La motivación residiría
en la necesidad de dar una impresión, que en el fondo es falsa, para lograr un
objetivo material o emocional: obtener reconocimiento, escalar alguna posición
o crear un clima que permita, de alguna forma, sacar ventaja.
Se suelen,
entonces, exagerar un poco las virtudes y esconder los defectos, y no es algo
que se pueda considerar dañino, porque se hace incluso en situaciones
inofensivas como maquillarse para una foto o arreglarse y prepararse para
entrevistas de estudio o trabajo. “En lo afectivo también ocurre, cuando
estamos frente a alguien que nos gusta y queremos causar la mejor impresión”,
dice Jiménez.
Quienes suelen usar
máscaras son conscientes de ese comportamiento.

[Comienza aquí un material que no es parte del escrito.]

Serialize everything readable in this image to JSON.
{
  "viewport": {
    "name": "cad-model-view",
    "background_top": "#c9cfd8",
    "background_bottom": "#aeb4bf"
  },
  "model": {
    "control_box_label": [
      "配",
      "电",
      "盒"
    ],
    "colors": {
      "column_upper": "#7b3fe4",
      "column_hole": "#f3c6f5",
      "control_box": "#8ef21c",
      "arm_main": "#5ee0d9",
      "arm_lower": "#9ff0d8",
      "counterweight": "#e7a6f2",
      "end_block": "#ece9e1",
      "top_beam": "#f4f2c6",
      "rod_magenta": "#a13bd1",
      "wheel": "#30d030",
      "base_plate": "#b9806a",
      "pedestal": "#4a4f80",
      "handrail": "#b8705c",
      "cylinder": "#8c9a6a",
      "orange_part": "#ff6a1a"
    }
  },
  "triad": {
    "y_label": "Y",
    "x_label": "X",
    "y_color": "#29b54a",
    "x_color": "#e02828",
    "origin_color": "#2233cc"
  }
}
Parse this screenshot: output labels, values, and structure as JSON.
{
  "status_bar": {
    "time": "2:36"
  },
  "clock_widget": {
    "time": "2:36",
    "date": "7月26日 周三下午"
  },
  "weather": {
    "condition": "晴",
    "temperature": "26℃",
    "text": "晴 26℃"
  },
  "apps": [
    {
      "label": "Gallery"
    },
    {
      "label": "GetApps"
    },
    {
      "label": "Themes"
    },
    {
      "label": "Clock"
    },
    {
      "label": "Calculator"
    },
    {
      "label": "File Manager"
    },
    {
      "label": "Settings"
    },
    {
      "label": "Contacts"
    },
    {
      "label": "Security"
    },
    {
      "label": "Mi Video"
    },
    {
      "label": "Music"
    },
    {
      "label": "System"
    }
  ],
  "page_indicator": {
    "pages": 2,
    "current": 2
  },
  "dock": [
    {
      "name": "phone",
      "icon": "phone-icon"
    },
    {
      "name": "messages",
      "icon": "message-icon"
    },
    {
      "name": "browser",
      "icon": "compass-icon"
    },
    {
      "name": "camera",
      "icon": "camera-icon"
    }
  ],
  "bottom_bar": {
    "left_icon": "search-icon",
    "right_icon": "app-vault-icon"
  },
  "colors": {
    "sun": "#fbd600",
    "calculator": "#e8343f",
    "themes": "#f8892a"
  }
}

Sin embargo, en los trastornos
de personalidad, como el antisocial, la persona está convencida de lo que dice,
así sea mentira, y no es consciente de que esto es ya un problema.
Máscaras más
comunes
Hay una escala de
anhelos en los seres humanos: el ser, hacer y tener, logros que ayudan a la
gente a desarrollarse, pero que es importante identificar su orden de
aparición. A veces las personas se obsesionan con el hacer o el tener y, con
tal de lograrlo, fingen ser o aparentan tener las cualidades o atributos
deseados, y para ello utilizan máscaras. En este punto puede resultar peligroso
usarlas, pues la gente cree merecer algo y lo finge, hasta que la realidad
demuestra que aún no está preparada. El engañar a alguien mostrándole lo que
aún no se es puede deteriorar la relación.
Las máscaras
permiten, de un lado, proyectar lo que se desearía que los demás vieran en
usted o lo que considera que es deseable para los demás y, de otro, ocultar
aquello que se considera inadmisible o inapropiado.
Lo que se busca con
estos antifaces sociales –precisa el psicólogo Alejandro Cortés– es garantizar
la satisfacción de las necesidades psicoafectivas de los seres humanos, es
decir, lograr el afecto, el amor, el reconocimiento y el sentido de pertenencia
en la interacción con los otros.
Y ¿qué hacer en
caso de que nos sintamos engañados, heridos o utilizados por alguien que usa
máscaras para obtener beneficios en una relación personal o laboral?
Cuando el disimulo
que proyecta su máscara está dentro de la franja de lo remediable, lo más sano
es expresar la inconformidad y optar por el derecho a la disculpa. Pero si se
vulneran la dignidad, la ética y se defrauda la confianza y no hay reparación,
el apoyo terapéutico es una opción.
¿Quiénes
las usan más?
Hombres y mujeres
con un patrón de excesiva emotividad y que buscan ser el centro de atención,
tienden más a utilizarlas. Suelen ser teatrales.
Son
peligrosas
Las máscaras son un
peligro cuando quienes las usan se saltan las reglas básicas de honestidad y
respeto por los otros, se menoscaban la ética y la moral y queda en entredicho
la legalidad para obtener beneficios propios sin importar la otra persona. Esto
se ve en quienes sufren trastornos de personalidad y resultan tan convincentes
que pueden hacer sentir que la persona vulnerada es la equivocada. En ellas
ocurre una falta de credibilidad; no aprenden y cuando dicen la verdad nadie
les cree.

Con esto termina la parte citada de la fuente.